The haze lifted from my mind just enough to bring my eyes into focus on the shifting world I had awoken to. Long, willowy clouds sprayed with pearl pink, laughing lavender and breezy blue drifted across a languid sky to the east, slowly yet purposefully striding through the morning. South, shards of lightning bolted across the slate gray, where an early morning storm gathered and gripped the city in its commanding hold.

As the slow, quiet respite of awakening undid my eyelids, I rose to meet its revelry.

When I met my coworkers in front of the coffee shop, I lifted my head through the splattering rain and set my eyes on a full color, vibrant rainbow leaping across the sky. It glowed against the rising sun to the east and enhanced by the metallic gray storm clouds striding in from the west towards us. The angle it rose into the sky and gently curved to encase the atmosphere, it had to be God dipping his paintbrush and tracing a perfect stroke against His canvas. I pointed the scene out to my coworkers, and we stood there in a quiet reverence to the beauty of the day’s beginning.

On my way back home, I had difficulty keeping my focus on the road, because every inch of me yearned to see the splendor to my left and the artistry arising to my right. Swirling cotton candy colored clouds framed a dazzling brilliance of the sun birthing itself to a new day. The honey sweet light cascaded down to the long bed of wildflowers across the street from the road that takes me to my apartment. I had to turn off the air conditioning, pull my windows down and listen to the rhythm of rain and catch the smell of sunlight slipping into the passenger seat.

Too stunned by the beauty, I pulled to the shoulder and set my car in park. I watched as tiny diamond raindrops drizzled themselves down to kiss the stretching stems that begged for their adornment. A fresh, perfumed breeze wrapped around my face, through my hair, and as the sun surged forth over the clouds, ascending to its rightful place in the sky, my heart lifted and soul stitched together the impact of this illustrious show.

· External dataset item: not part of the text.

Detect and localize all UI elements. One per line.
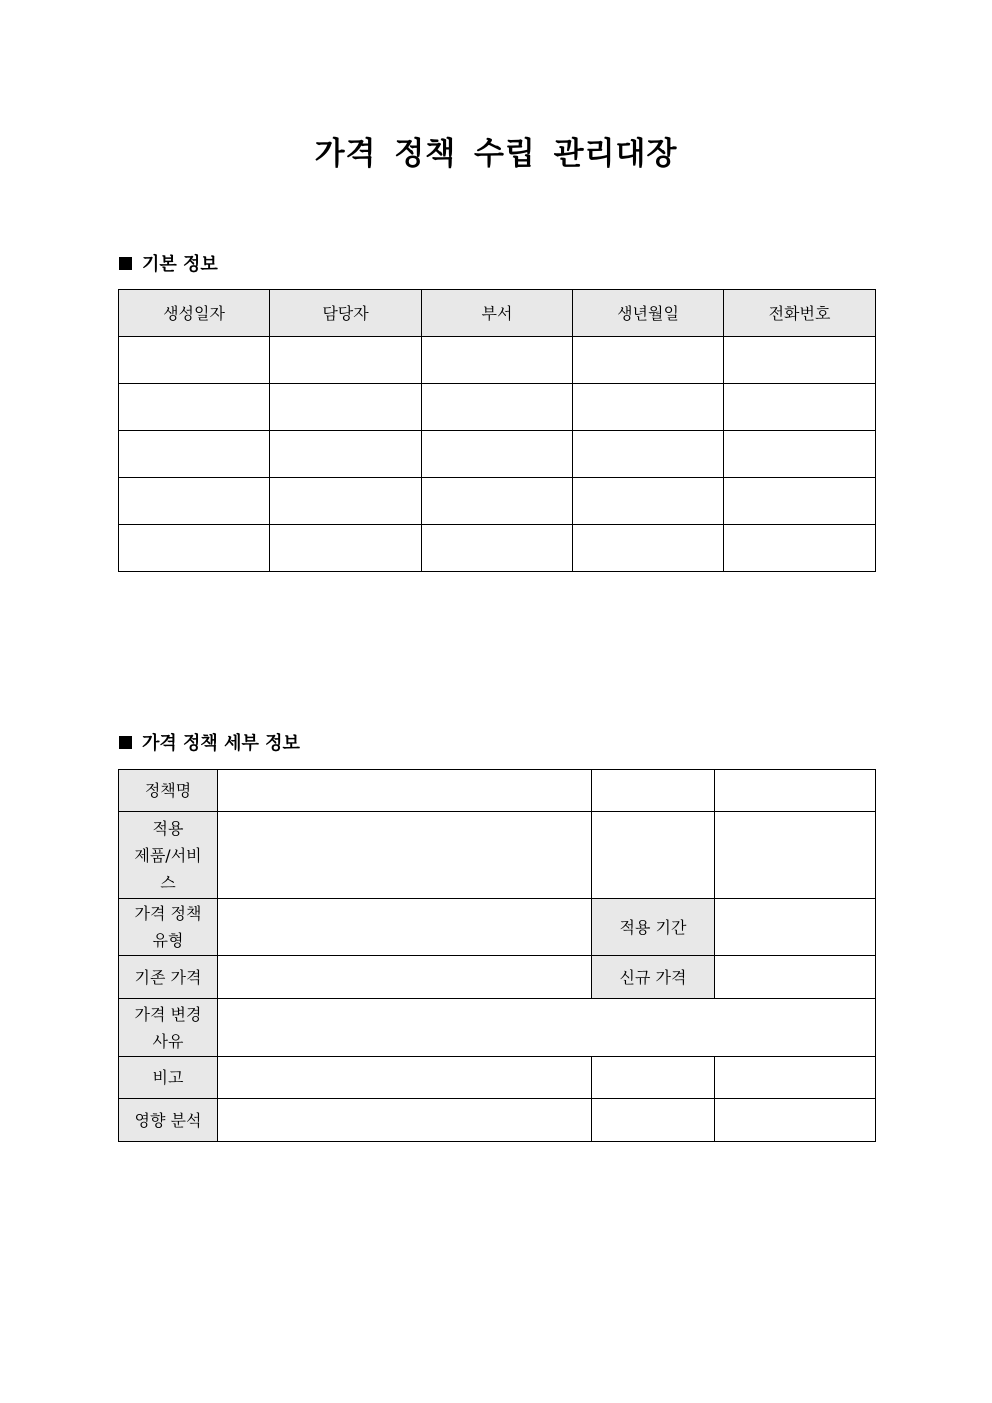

This breathtaking scene, the most mesmerizing of spectacles I have seen, came when most of the world was still asleep. And I should have been, too, snoring right through the pastel shadows and dancing rain, had my God, the Artist with perfect precision, not stirred me awake.

Thank You, my Lord and my Love, for greeting me with Your glory.

 

Prayer:
You show us things when we are not looking for them, when we may not even want the interruption. But Father God, how You know exactly what we need! Thank You for the private, personal times You want to have with me, and how Your love is subtle, yet supreme. Please help me to look for You in the quiet spaces, and to reach out for the affection You offer. Amen.

Have Mercy





Have mercy on me, O Lord,
For I call to You all day long.
-Psalm 86:3

 
            Lord on high, how could You stoop to hold someone so lowly in Your arms? How could You smell the filth and sin on me and breathe as if the air was filled with fragrance sweet and smooth? How can You look upon my downcast eyes and will them to raise up and see the sky above me?

            I am a stream of swaying currents, never steadying my course, never settling into a constant, calm flow. I am that bull in the china shop. I shatter all the delicate plates piled with trust and hope and happiness I touch. When I pray to be Your light, I snuff out that lamp my first chance to show how You can shine. I am reminded again and again of my failures, and how they will always be my downfall.

            How can You still see me and not be sick of me? How can I learn to stand without my strength? Why must You feel so far away when I know I’m resting upon Your shoulders?

            You say You will raise me to new heights. Yet how can I fly when my wings lay broken in the valley? I am a thorn. You are a thriving garden, punctured by my pain.

            Prune me. Show me that my shame will somehow grant me grace and bring my weary limbs to fertile soil. Have mercy on me, my God, my Refuge. Have mercy on such a tainted, trembling heart as mine.
 

Prayer:
Lord, I am low. Lift me to You. Wrap me in Your grace and gift me with Your presence. I am longing for You. Amen.